Modal shift for freight

Dedicated Freight Corridor - Decoupling Energy Consumption from Indian Railways’ Growth

India’s economy has seen unprecedented growth during the last three decades, averaging 7-8% per annum. While this has created a great deal of opportunities to industry and her people, the resulting surplus income in the hands of industry and middle class consumers in India has created additional demand of transport for movement of passenger and freight. The passenger and freight traffic on Indian Railways are expected to grow from 3635 billion passenger kilometers and 961 billion ton kilometers respectively in 2005 to 19,427 billion passenger kilometers and 6677 billion ton kilometers respectively by 2030.

Although, rail as a mode of transport has less specific energy consumption than road for passenger and freight movement, road sector has witnessed steady rise in its share in India, at the cost of rail sector. The share of road in freight movement in expected to rise from about 57 percent in 2005 to nearly 68 percent in 2030. In business-as-usual scenario, it posed huge challenge for India energy security and her intention to decarbonize economic growth.

These were concerns, besides saturation of capacity of Indian Railways on the Golden Quadrilateral that weighed heavily in the mind of Indian policy makers while taking decision to construct dedicated freight corridors (DFC). It envisages linking the four metropolitan cities of Delhi, Mumbai, Chennai and Kolkata, along with its two diagonals (Delhi-Chennai and Mumbai-Kolkata). In the first phase, the Government of India took decision to construct only two corridors-the Western DFC (1520 route km) and Eastern DFC (Estimated 1856 route km).

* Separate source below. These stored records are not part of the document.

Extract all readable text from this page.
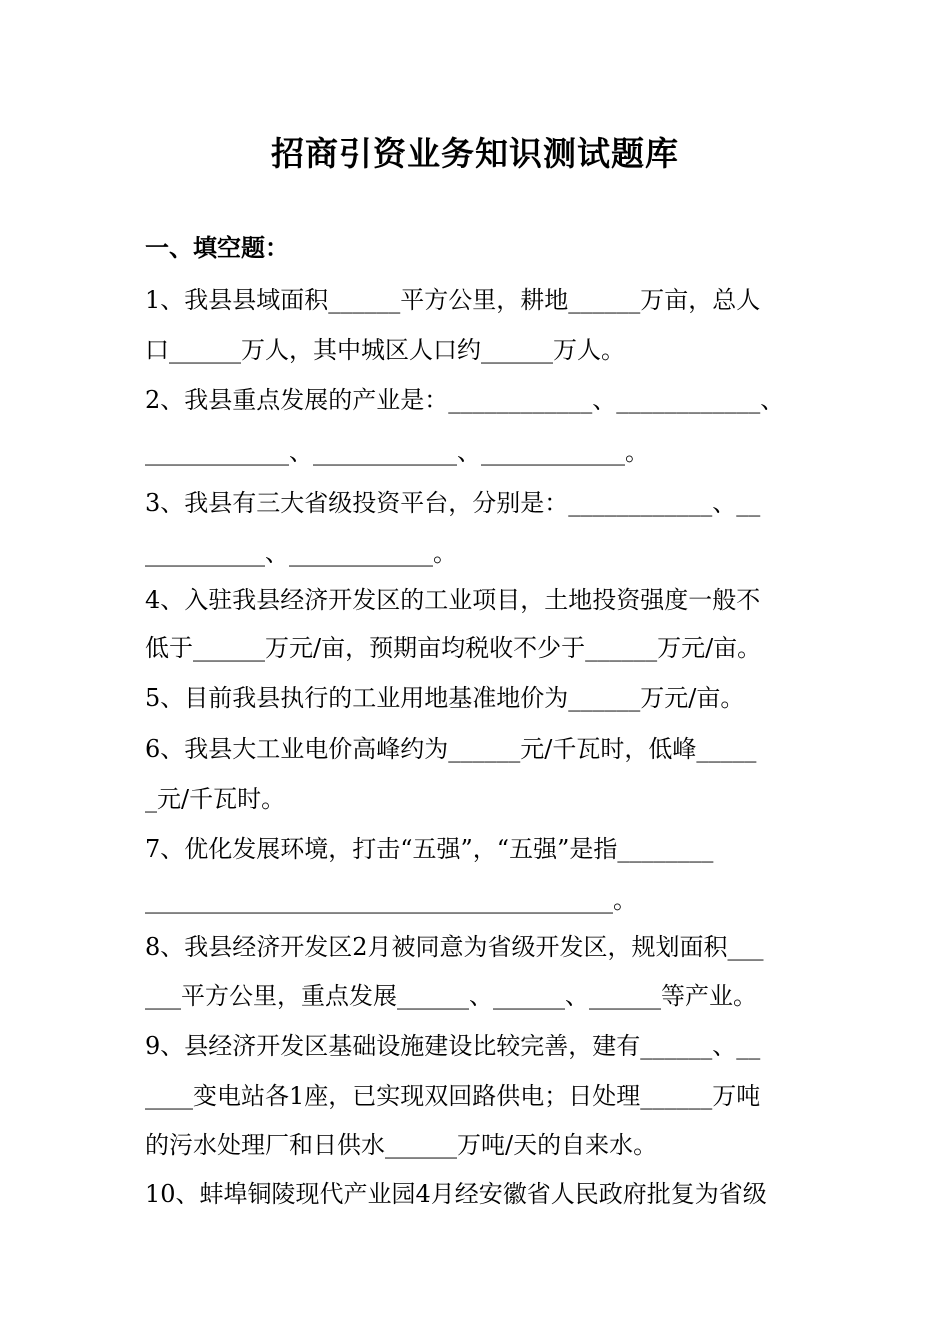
招商引资业务知识测试题库
一、填空题：
1、我县县域面积______平方公里，耕地______万亩，总人
口______万人，其中城区人口约______万人。
2、我县重点发展的产业是：____________、____________、
____________、____________、____________。
3、我县有三大省级投资平台，分别是：____________、__
__________、____________。
4、入驻我县经济开发区的工业项目，土地投资强度一般不
低于______万元/亩，预期亩均税收不少于______万元/亩。
5、目前我县执行的工业用地基准地价为______万元/亩。
6、我县大工业电价高峰约为______元/千瓦时，低峰_____
_元/千瓦时。
7、优化发展环境，打击“五强”，“五强”是指________
_______________________________________。
8、我县经济开发区2月被同意为省级开发区，规划面积___
___平方公里，重点发展______、______、______等产业。
9、县经济开发区基础设施建设比较完善，建有______、__
____变电站各1座，已实现双回路供电；日处理______万吨
的污水处理厂和日供水______万吨/天的自来水。
10、蚌埠铜陵现代产业园4月经安徽省人民政府批复为省级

The construction of DFC would enable Indian Railways to meet the growing demand for freight transport and induce modal shift of freight traffic from road to rail. It would also help achieving global target, agreed during Climate Summit 2014, to achieve rail freight activity equal to that of road by 2030. Since the entire corridor is planned to have superior asset standards – 25 tonne axle load, 75 KMPH average speed and more efficient locos powered by electric traction, the completion of project would lead to higher operational efficiency resulting in substantial energy saving and significant reduction of GHG emissions. The resulting saving in energy consumption as a result of DFCC would dwarf energy saving as a result of other measures undertaken by Indian Railways to reduce energy consumption in traction and non-traction uses.

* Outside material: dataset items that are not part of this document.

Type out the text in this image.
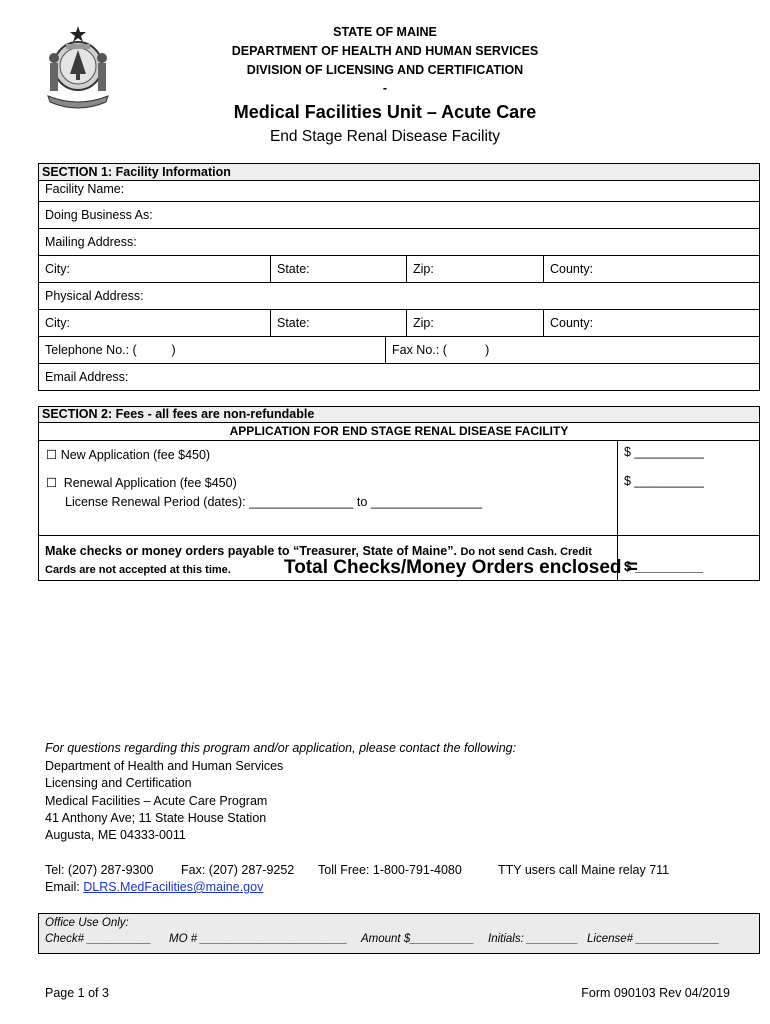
STATE OF MAINE
DEPARTMENT OF HEALTH AND HUMAN SERVICES
DIVISION OF LICENSING AND CERTIFICATION
-
Medical Facilities Unit – Acute Care
End Stage Renal Disease Facility
SECTION 1: Facility Information
Facility Name:
Doing Business As:
Mailing Address:
City:	State:	Zip:	County:
Physical Address:
City:	State:	Zip:	County:
Telephone No.: (          )	Fax No.: (           )
Email Address:
SECTION 2: Fees - all fees are non-refundable
APPLICATION FOR END STAGE RENAL DISEASE FACILITY
☐ New Application (fee $450)	$ __________
☐ Renewal Application (fee $450)	$ __________
License Renewal Period (dates): _______________ to ________________
Make checks or money orders payable to “Treasurer, State of Maine”. Do not send Cash. Credit
Cards are not accepted at this time.	Total Checks/Money Orders enclosed =
$ _________
For questions regarding this program and/or application, please contact the following:
Department of Health and Human Services
Licensing and Certification
Medical Facilities – Acute Care Program
41 Anthony Ave; 11 State House Station
Augusta, ME 04333-0011
Tel: (207) 287-9300 Fax: (207) 287-9252 Toll Free: 1-800-791-4080	TTY users call Maine relay 711
Email: DLRS.MedFacilities@maine.gov
Office Use Only:
Check# __________ MO # _______________________ Amount $__________ Initials: ________ License# _____________
Page 1 of 3	Form 090103 Rev 04/2019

According to an study undertaken by IIM, Ahmedabad (supported by UNEP Risø Centre on Energy, Climate and Sustainable Development) in 2012, the specific fuel consumption for electric traction in DFC scenario would be 30% lower than No-DFC scenario, reflecting the energy efficiency gains due to operational efficiency, regenerative braking systems in locomotives and other energy saving technologies. Further Ernst & Young study undertaken in 2011 estimates that cumulative GHG emissions over the 30 years period, after completion of project, in the No-DFC and DFC scenario would be 582 million ton CO2 and 124.5 million ton CO2 respectively. This demonstrates that implementation of DFC project would reduce cumulative GHG emission over 30-years period for freight transportation in the Eastern and Western Corridor to approximately less than one-fourth.

Therefore, early completion of DFCC project would be critical not only to sustain current rate of economic growth but also to decouple economic growth from increase in GHG emission from transport sector as a whole.